Dans ce travail, les auteurs ont observé dans un modèle non ajusté qu’une dose d’insuline exogène d’une unité par kilogramme de poids corporel était associée à une augmentation du risque de mortalité cardiovasculaire. Cette association n’était cependant pas indépendante des autres facteurs confondants, et disparaissait complètement après différents ajustements. Les principaux facteurs déterminant cette association sont : HbA1c, antécédent d’insuffisance cardiaque congestive, neuropathie périphérique, et antécédent de maladie cardiovasculaire à l’inclusion. L’éventualité d’une association entre l’insulinothérapie et la mortalité n’a été suggérée que par un nombre très limité d’études épidémiologiques [8,9]. Aucune étude d’intervention ne plaide en faveur de cette hypothèse. Lors de l’étude ORIGIN par exemple, le traitement par glargine n’a pas été associé à un risque de mortalité cardiovasculaire chez des patients à haut risque cardiovasculaire [10]. Il faut néanmoins noter que la population de l’étude ORIGIN avait une dysglycémie ou un DT2 récent avec certainement moins de complications microvasculaires que les participants de l’étude ACCORD.
La présente étude a plusieurs limites, principalement celles liées aux analyses post-hoc.
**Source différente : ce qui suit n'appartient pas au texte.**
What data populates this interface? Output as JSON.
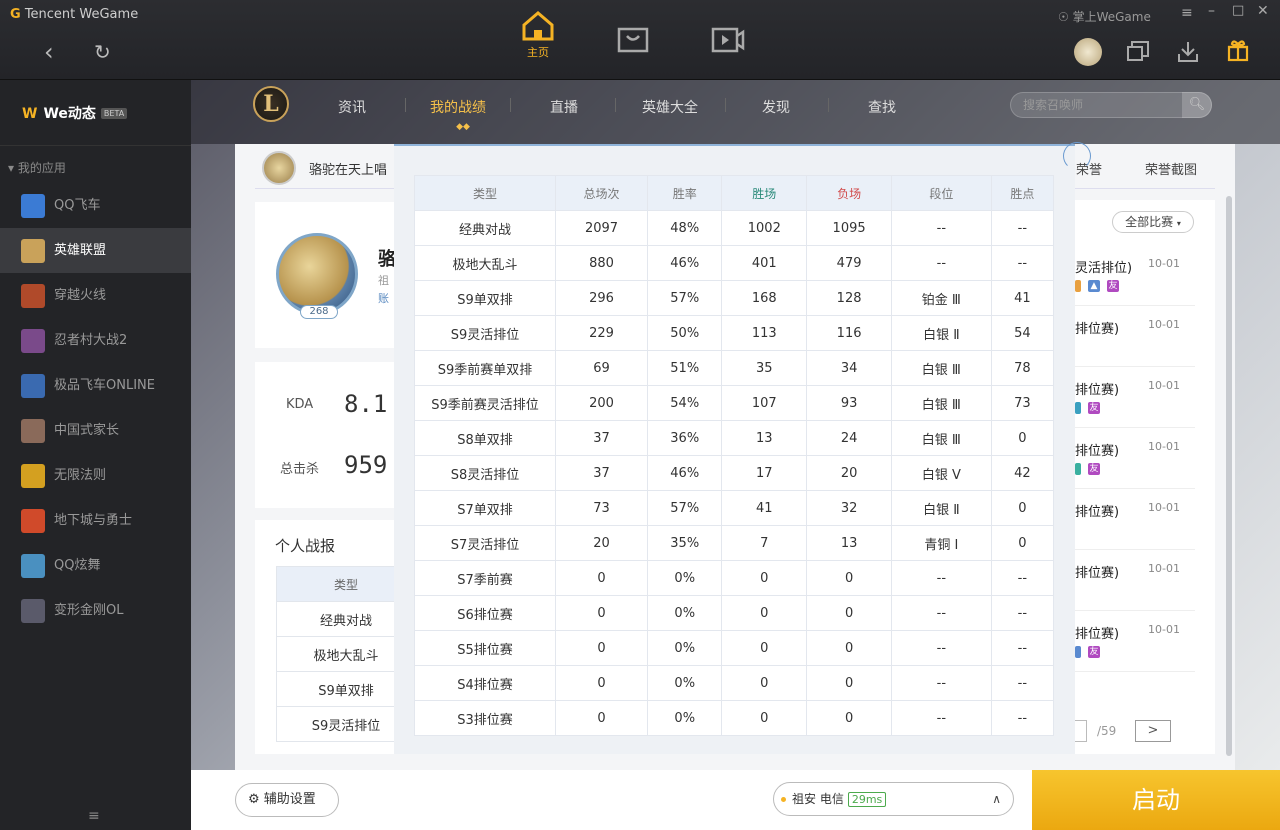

Les patients n’ont pas été randomisés sur la base d’un traitement par insuline, contrairement à l’étude ORIGIN ou à l’étude UKPDS [11]. Dans l’étude ACCORD, les caractéristiques des patients traités par insuline étaient complètement différentes à l’inclusion en comparaison de celles des patients traités seulement par antidiabétiques oraux. Effectivement, les patients traités par insuline avaient un diabète plus ancien et une fréquence plus élevée d’antécédents cardiovasculaires ou de complications du diabète que les autres. De ce fait, la différence observée en termes de mortalité cardiovasculaire peut être vraisemblablement liée à un ou plusieurs facteurs de risque confondants. L’atténuation de l’association dans plusieurs modèles multi-ajustés plaide en faveur de cette hypothèse. Enfin, les auteurs n’ont pas réalisé d’analyses en fonction de type d’insuline (analogue vs. humaine).
Au total, cette étude post-hoc des données de l’essai clinique ACCORD ne permet pas d’établir une association indépendante entre la dose quotidienne d’insuline administrée et la mortalité cardiovasculaire. Néanmoins, elle incite à rester vigilant vis-à-vis des effets secondaires de l’insuline, particulièrement le risque d’hypoglycémie sévère chez les patients avec complications vasculaires et comorbidités.